Tech Leadership Churn In Australian Banks — Correcting The False Promise Of Bimodal IT
In early March, we held our fifth annual Financial Services Summit 2020 in both Sydney and Melbourne, where I presented on how customer-obsessed CIOs are driving business success by:
- Accepting that the firm’s ultimate customer is also IT’s customer.
- Engaging across a wide, business-focused field while taking responsibility for revenue-generating initiatives.
- Leveraging design thinking and Agile methodologies across the business and IT to co-create solutions with customers.
I showed the 100-plus attendees that by behaving in these ways, CIOs can help their firm significantly improve customer experience (CX). Why does this matter? Because firms that improve CX grow revenue faster, drive higher brand preference, and can charge more for their products than their peers. For example, an average multichannel bank that can solve customers’ problems quickly can expect its customers to be up to 8x times more likely to spend more, thereby increasing revenue by USD$35.6 million (see the reports “The ROI Of CX Transformation” and “CX NYC 2019 Day One Highlights: Your Guide To Radical CX Innovation“).
Busting The Myth Of Bimodal, Or Two-Speed, IT
So what’s holding firms back?
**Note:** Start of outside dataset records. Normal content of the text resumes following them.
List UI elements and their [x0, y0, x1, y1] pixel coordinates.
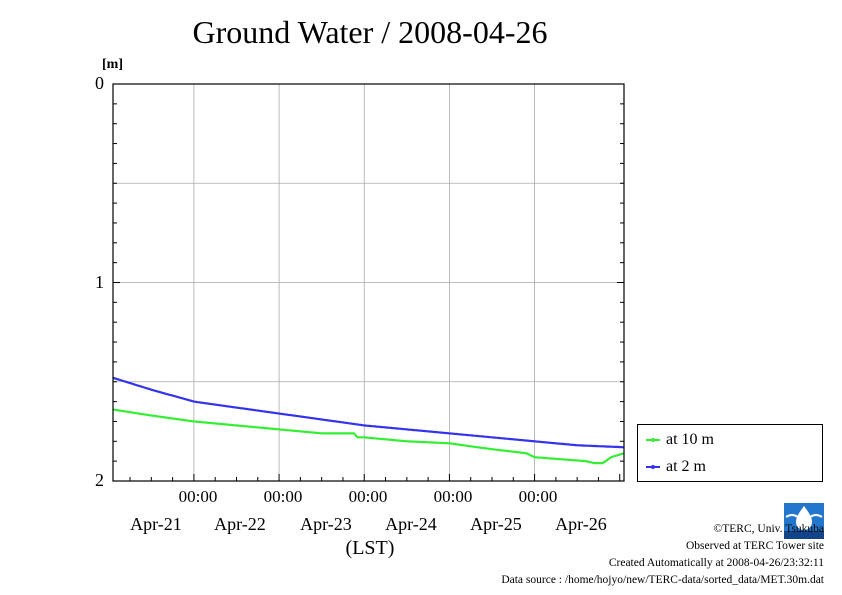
x-tick-time: 00:00: [263, 487, 303, 506]
y-axis-unit: [m]: [102, 57, 123, 72]
x-tick-time: 00:00: [518, 487, 558, 506]
series-line-at-10m: [112, 408, 625, 465]
x-tick-date: Apr-26: [555, 514, 607, 534]
legend-label: at 2 m: [666, 458, 706, 475]
plot-frame: [112, 83, 625, 482]
x-tick-date: Apr-25: [470, 514, 522, 534]
y-tick-label: 0: [95, 73, 104, 93]
credit-created: Created Automatically at 2008-04-26/23:3…: [608, 557, 824, 569]
x-tick-date: Apr-23: [300, 514, 352, 534]
credit-observed: Observed at TERC Tower site: [685, 540, 824, 552]
legend-item: at 10 m: [646, 430, 714, 450]
legend-item: at 2 m: [646, 457, 706, 477]
chart-title: Ground Water / 2008-04-26: [192, 14, 548, 50]
credit-copyright: ©TERC, Univ. Tsukuba: [713, 523, 824, 535]
x-tick-date: Apr-22: [214, 514, 266, 534]
x-tick-time: 00:00: [178, 487, 218, 506]
legend-swatch: [646, 438, 660, 442]
x-tick-time: 00:00: [433, 487, 473, 506]
credit-source: Data source : /home/hojyo/new/TERC-data/…: [501, 574, 824, 586]
x-axis-label: (LST): [345, 537, 395, 559]
legend: at 10 m at 2 m: [637, 424, 823, 482]
y-tick-label: 2: [95, 470, 104, 490]
terc-logo-icon: [784, 503, 824, 539]
series-line-at-2m: [112, 376, 625, 449]
x-tick-date: Apr-24: [385, 514, 437, 534]
x-tick-time: 00:00: [348, 487, 388, 506]
x-tick-date: Apr-21: [130, 514, 182, 534]
legend-label: at 10 m: [666, 431, 714, 448]
legend-swatch: [646, 465, 660, 469]
y-tick-label: 1: [95, 272, 104, 292]
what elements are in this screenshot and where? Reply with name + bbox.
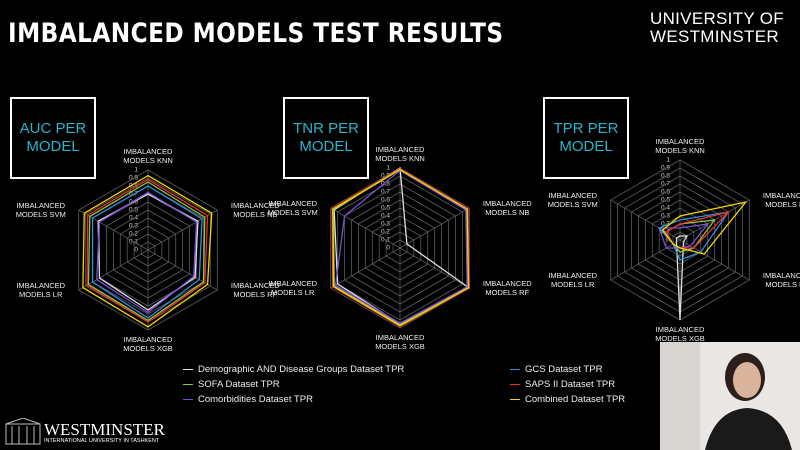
legend-item: Comorbidities Dataset TPR xyxy=(183,394,313,405)
legend-label: Combined Dataset TPR xyxy=(525,394,626,405)
legend-swatch xyxy=(510,398,520,400)
radar-line xyxy=(82,174,213,328)
legend-item: GCS Dataset TPR xyxy=(510,364,602,375)
legend-label: SAPS II Dataset TPR xyxy=(525,379,616,390)
category-label: IMBALANCED MODELS SVM xyxy=(547,191,598,209)
category-label: IMBALANCED MODELS RF xyxy=(230,281,280,299)
category-label: IMBALANCED MODELS RF xyxy=(482,279,532,297)
category-label: IMBALANCED MODELS NB xyxy=(762,191,800,209)
legend-swatch xyxy=(183,383,193,385)
footer-emblem xyxy=(5,418,41,445)
chart-title: TPR PER MODEL xyxy=(543,97,629,179)
category-label: IMBALANCED MODELS NB xyxy=(482,199,532,217)
logo: UNIVERSITY OF WESTMINSTER xyxy=(650,9,784,46)
spoke xyxy=(679,239,750,281)
spoke xyxy=(399,247,470,289)
legend-swatch xyxy=(510,368,520,370)
radar-line xyxy=(332,168,470,327)
r-tick-label: 0 xyxy=(666,237,670,244)
radar-line xyxy=(661,200,748,255)
r-tick-label: 1 xyxy=(666,157,670,164)
category-label: IMBALANCED MODELS LR xyxy=(16,281,66,299)
radar-line xyxy=(333,166,471,325)
radar-line xyxy=(331,168,470,328)
radar-line xyxy=(91,185,203,319)
r-tick-label: 0.1 xyxy=(129,239,138,246)
r-tick-label: 0 xyxy=(134,247,138,254)
category-label: IMBALANCED MODELS LR xyxy=(548,271,598,289)
spoke xyxy=(78,249,149,291)
r-tick-label: 1 xyxy=(386,165,390,172)
radar-line xyxy=(332,168,469,326)
chart-title: AUC PER MODEL xyxy=(10,97,96,179)
slide-title: IMBALANCED MODELS TEST RESULTS xyxy=(8,18,504,49)
spoke xyxy=(147,209,218,251)
spoke xyxy=(147,249,218,291)
category-label: IMBALANCED MODELS KNN xyxy=(655,137,705,155)
r-tick-label: 0.1 xyxy=(381,237,390,244)
radar-line xyxy=(97,193,199,311)
category-label: IMBALANCED MODELS KNN xyxy=(375,145,425,163)
legend-swatch xyxy=(183,398,193,400)
r-tick-label: 0 xyxy=(386,245,390,252)
spoke xyxy=(330,207,401,249)
category-label: IMBALANCED MODELS RF xyxy=(762,271,800,289)
spoke xyxy=(399,207,470,249)
legend-item: SOFA Dataset TPR xyxy=(183,379,280,390)
radar-line xyxy=(675,235,689,321)
legend-label: Comorbidities Dataset TPR xyxy=(198,394,313,405)
category-label: IMBALANCED MODELS NB xyxy=(230,201,280,219)
category-label: IMBALANCED MODELS SVM xyxy=(267,199,318,217)
legend-label: GCS Dataset TPR xyxy=(525,364,603,375)
category-label: IMBALANCED MODELS XGB xyxy=(123,335,173,353)
legend-item: SAPS II Dataset TPR xyxy=(510,379,615,390)
radar-line xyxy=(334,169,468,324)
legend-swatch xyxy=(183,368,193,370)
radar-line xyxy=(87,181,206,322)
category-label: IMBALANCED MODELS XGB xyxy=(375,333,425,351)
legend-item: Demographic AND Disease Groups Dataset T… xyxy=(183,364,404,375)
legend-label: SOFA Dataset TPR xyxy=(198,379,280,390)
footer-subtitle: INTERNATIONAL UNIVERSITY IN TASHKENT xyxy=(44,438,160,444)
spoke xyxy=(610,199,681,241)
radar-line xyxy=(96,191,198,314)
radar-line xyxy=(86,178,209,323)
legend-label: Demographic AND Disease Groups Dataset T… xyxy=(198,364,405,375)
webcam-overlay xyxy=(660,342,800,450)
spoke xyxy=(330,247,401,289)
category-label: IMBALANCED MODELS XGB xyxy=(655,325,705,343)
legend-item: Combined Dataset TPR xyxy=(510,394,625,405)
chart-title: TNR PER MODEL xyxy=(283,97,369,179)
footer-name: WESTMINSTER xyxy=(44,420,165,439)
category-label: IMBALANCED MODELS SVM xyxy=(15,201,66,219)
spoke xyxy=(610,239,681,281)
category-label: IMBALANCED MODELS LR xyxy=(268,279,318,297)
legend-swatch xyxy=(510,383,520,385)
category-label: IMBALANCED MODELS KNN xyxy=(123,147,173,165)
r-tick-label: 1 xyxy=(134,167,138,174)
Many organizations continue to believe the myth of bimodal, or two-speed, IT: the idea that, somehow, organizations will gain an edge in the age of the customer by having two technology portfolios run by two different leaders.
This is a furphy (as we would say in Australia) that persists despite:
- Business frustration, polarizing and deteriorating cultures, and unsustainable operational complexities. Technology leaders know the shortcomings of a bimodal IT operating model when it comes to speed, agility, and innovation. For example, specialized digital units typically pursue disruptive opportunities, which often lead to front-end apps or proofs of concept that are impossible to integrate and scale with the same speed at which they were developed. (See the blog The Downside Of Digital Labs For Financial Innovation and report “Digital Labs Are A Temporary Fix.”)
- CX leaders having a single, business-minded CIO who owns front- and back-office technology. Customers don’t care about firms’ internal technology silos. But they absolutely care about the quality and consistency of the experience they receive. For example, an airline will erode all of the customer goodwill that it built through its mobile app when its outdated crew management system can’t get a new crew mobilized fast enough to avoid late arrivals and missed connections. (See the reports “CIOs At Firms With Great CX Are Different” and “Look Beyond ERP: Introducing The DOP.”)
Move Now To Integrate Business Technology And The Back Office
How do you spot a bimodal approach? Just look for a technology leadership duopoly between a CIO and separate chief digital officer at the executive committee. Approximately one-third of attendees at my Sydney session acknowledged the presence of both roles in their firms. But change is well underway.
Only one week prior to the Summit, the Commonwealth Bank of Australia (CBA) announced the departure of its chief digital officer. One week after the event, Suncorp lost both its chief information officer and head of banking and wealth technology.
For CBA (ranked eighth in the report “The Australia Customer Experience Index, 2019“), this is an opportunity to consolidate its market-leading mobile banking app (among other digital capabilities) under CIO Pascal Boillat in order to operationalize CX improvements. For Suncorp (ranked third), the announcements present a risk that, in the search for fresh talent, the organization is being lured back to a polycephalic model — a model that we know does not deliver the CX-driven success that financials services firms need.
Will both these firms follow the example of CX leaders elsewhere and empower their CIOs to lead digital efforts by orchestrating the enabling technologies, closing the digital skills gap, and linking arms with CMOs and other executive peers better positioned to address the transformational issues across business silos? (See the report “Predictions 2018: CIOs Make The Chief Digital Officer Obsolete.”)
Only the voice of the customer will tell.